Professor Saucedo earned her J. D. in 1996 from Harvard Law School, where she was managing editor of the Harvard Latino Law Review. Following graduation, she first served as briefing attorney to Chief Justice Thomas Phillips of the Texas Supreme Court, then was an associate of Fried, Frank, Harris, Shriver, and Jacobsen in New York City, where she was the recipient of the Fried Frank MALDEF Fellowship. From 1999 to 2003, she was a staff attorney for the Mexican American Legal Defense and Educational Fund in San Antonio,Texas, where she litigated employment and education cases.
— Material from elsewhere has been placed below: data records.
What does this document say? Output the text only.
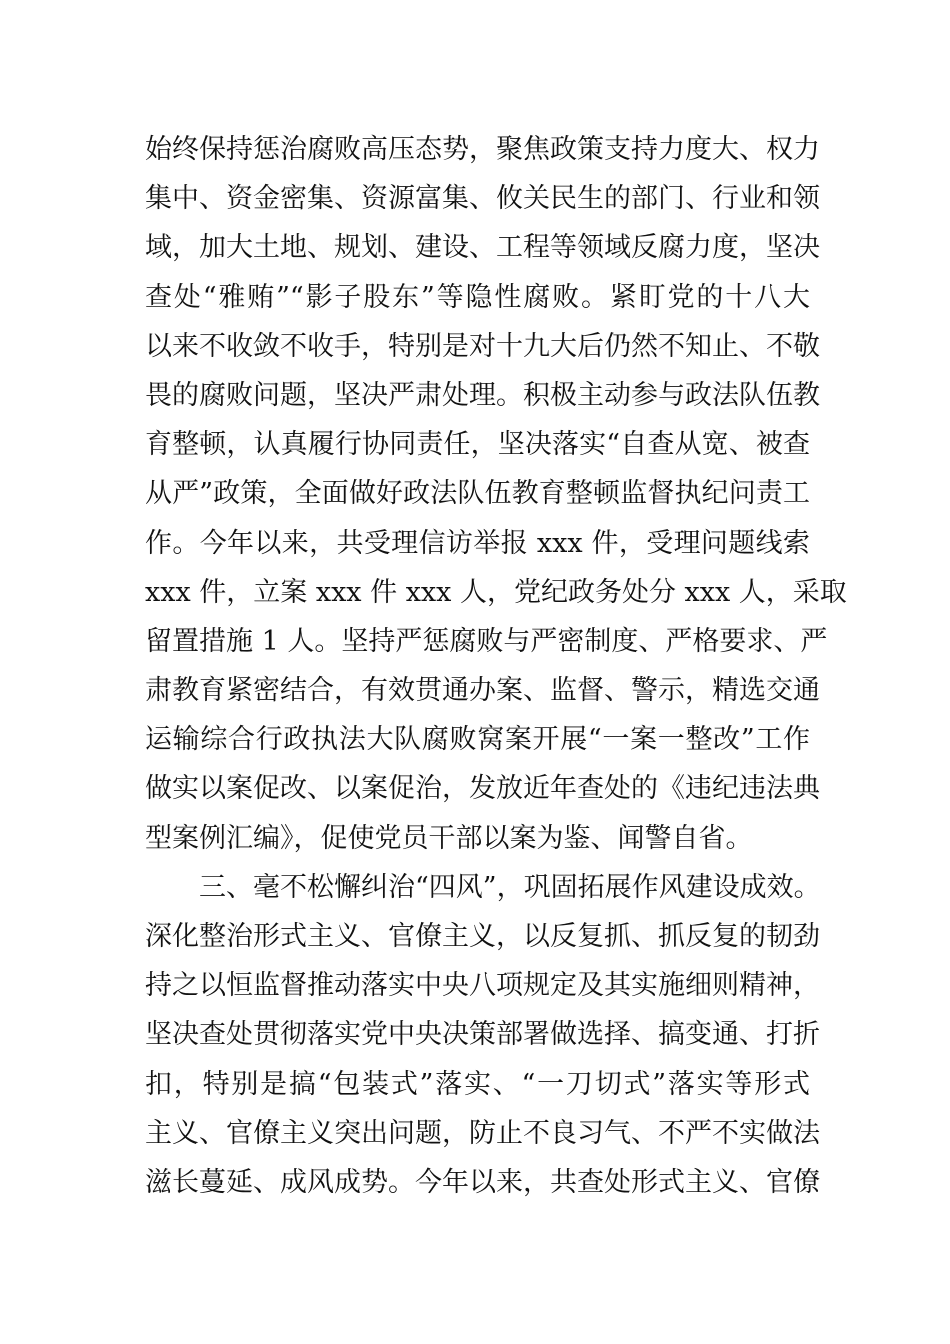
始终保持惩治腐败高压态势，聚焦政策支持力度大、权力
集中、资金密集、资源富集、攸关民生的部门、行业和领
域，加大土地、规划、建设、工程等领域反腐力度，坚决
查处“雅贿”“影子股东”等隐性腐败。紧盯党的十八大
以来不收敛不收手，特别是对十九大后仍然不知止、不敬
畏的腐败问题，坚决严肃处理。积极主动参与政法队伍教
育整顿，认真履行协同责任，坚决落实“自查从宽、被查
从严”政策，全面做好政法队伍教育整顿监督执纪问责工
作。今年以来，共受理信访举报 xxx 件，受理问题线索
xxx 件，立案 xxx 件 xxx 人，党纪政务处分 xxx 人，采取
留置措施 1 人。坚持严惩腐败与严密制度、严格要求、严
肃教育紧密结合，有效贯通办案、监督、警示，精选交通
运输综合行政执法大队腐败窝案开展“一案一整改”工作
做实以案促改、以案促治，发放近年查处的《违纪违法典
型案例汇编》，促使党员干部以案为鉴、闻警自省。
三、毫不松懈纠治“四风”，巩固拓展作风建设成效。
深化整治形式主义、官僚主义，以反复抓、抓反复的韧劲
持之以恒监督推动落实中央八项规定及其实施细则精神，
坚决查处贯彻落实党中央决策部署做选择、搞变通、打折
扣，特别是搞“包装式”落实、“一刀切式”落实等形式
主义、官僚主义突出问题，防止不良习气、不严不实做法
滋长蔓延、成风成势。今年以来，共查处形式主义、官僚
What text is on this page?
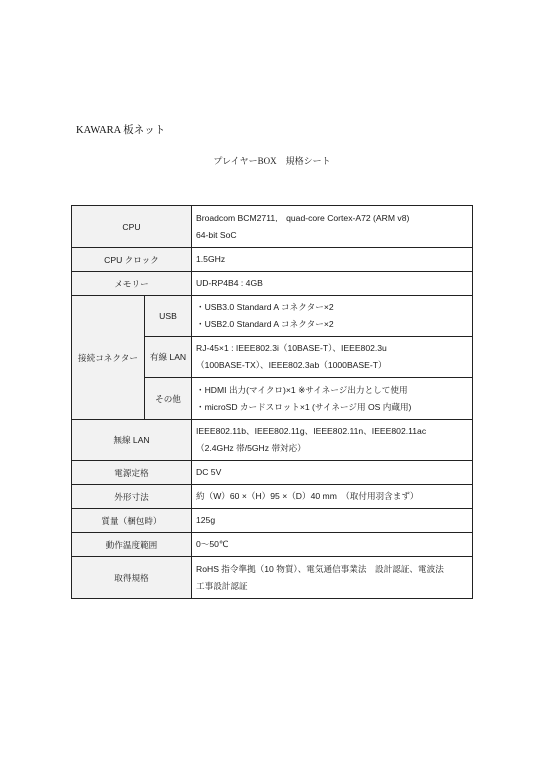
KAWARA 板ネット
プレイヤーBOX　規格シート
CPU		Broadcom BCM2711,　quad-core Cortex-A72 (ARM v8)
64-bit SoC

CPU クロック		1.5GHz

メモリー		UD-RP4B4 : 4GB

接続コネクター	USB	・USB3.0 Standard A コネクター×2
・USB2.0 Standard A コネクター×2

	有線 LAN	RJ-45×1 : IEEE802.3i（10BASE-T）、IEEE802.3u
（100BASE-TX）、IEEE802.3ab（1000BASE-T）

	その他	・HDMI 出力(マイクロ)×1 ※サイネージ出力として使用
・microSD カードスロット×1 (サイネージ用 OS 内蔵用)

無線 LAN		IEEE802.11b、IEEE802.11g、IEEE802.11n、IEEE802.11ac
（2.4GHz 帯/5GHz 帯対応）

電源定格		DC 5V

外形寸法		約（W）60 ×（H）95 ×（D）40 mm　（取付用羽含まず）

質量（梱包時）		125g

動作温度範囲		0～50℃

取得規格		RoHS 指令準拠（10 物質）、電気通信事業法　設計認証、電波法
工事設計認証
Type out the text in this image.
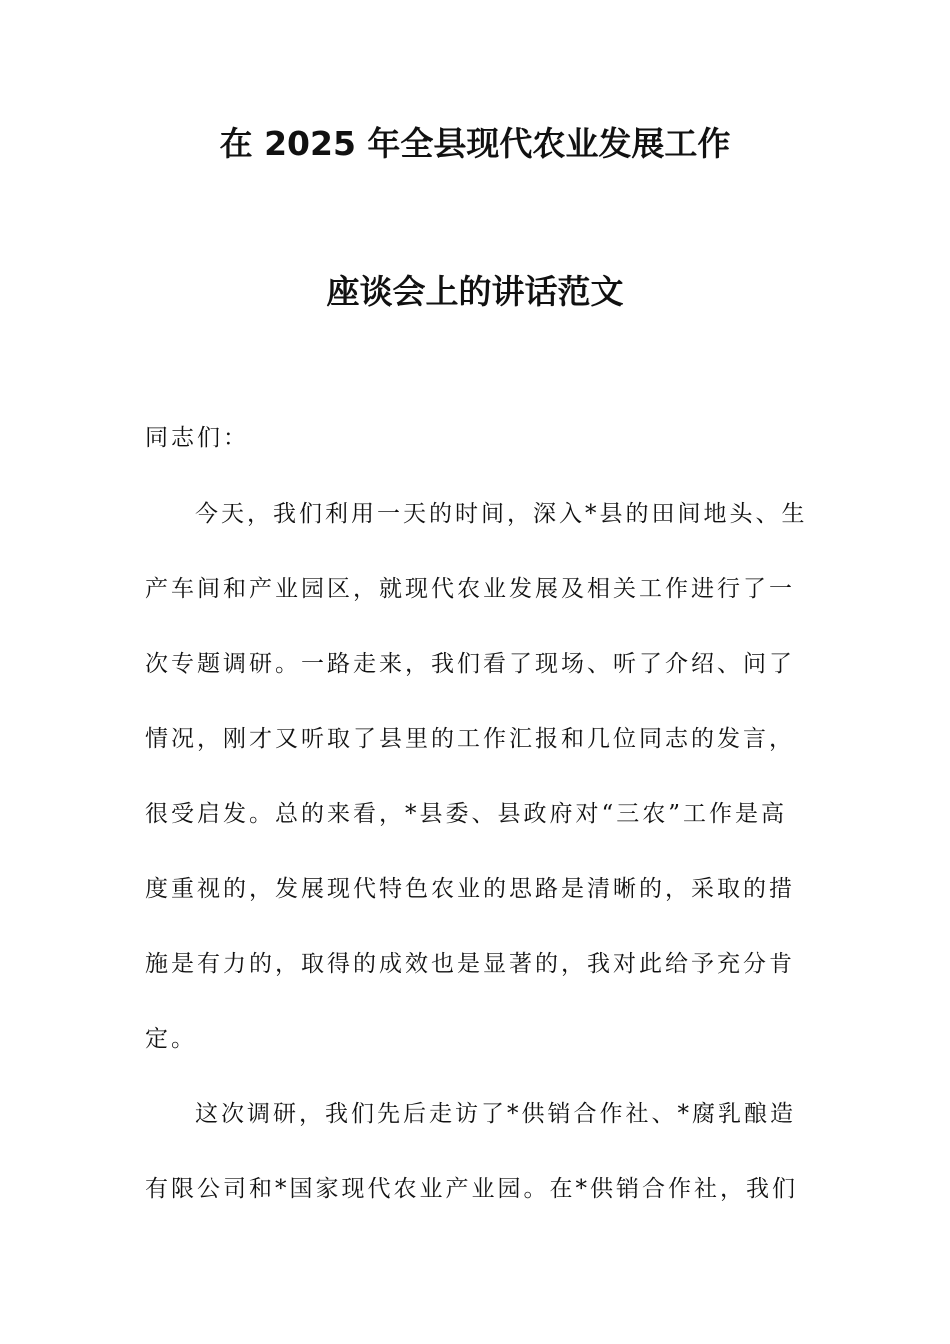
在 2025 年全县现代农业发展工作
座谈会上的讲话范文
同志们：
今天，我们利用一天的时间，深入*县的田间地头、生
产车间和产业园区，就现代农业发展及相关工作进行了一
次专题调研。一路走来，我们看了现场、听了介绍、问了
情况，刚才又听取了县里的工作汇报和几位同志的发言，
很受启发。总的来看，*县委、县政府对“三农”工作是高
度重视的，发展现代特色农业的思路是清晰的，采取的措
施是有力的，取得的成效也是显著的，我对此给予充分肯
定。
这次调研，我们先后走访了*供销合作社、*腐乳酿造
有限公司和*国家现代农业产业园。在*供销合作社，我们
Professor Saucedo has taught at the University of Nevada, Las Vegas since 2003. She teaches Torts, Immigration Law, and co-directs the Immigration Law Clinic. She has co-developed and taught international and domestic service learning legal courses covering the immigration consequences of crime, and domestic violence in a post-conflict society. Her research interests lie in the intersection between employment and labor law and immigration law. She is co- editing a casebook on Latinos and the law, entitled, The Legal Construction of a Latino Identity. Her articles have appeared in the Notre Dame Law Review, the Ohio State Law Journal, the Immigration and Nationality Law Review, the Buffalo Law Review, the University of Michigan Journal of Law Reform, the Richmond Law Review, and the Hispanic Journal of Behavioral Sciences. Professor Saucedo currently holds a position as a research scholar with the Chief Justice Warren Institute on Race, Ethnicity, and Diversity at the University of California, Berkeley Law School.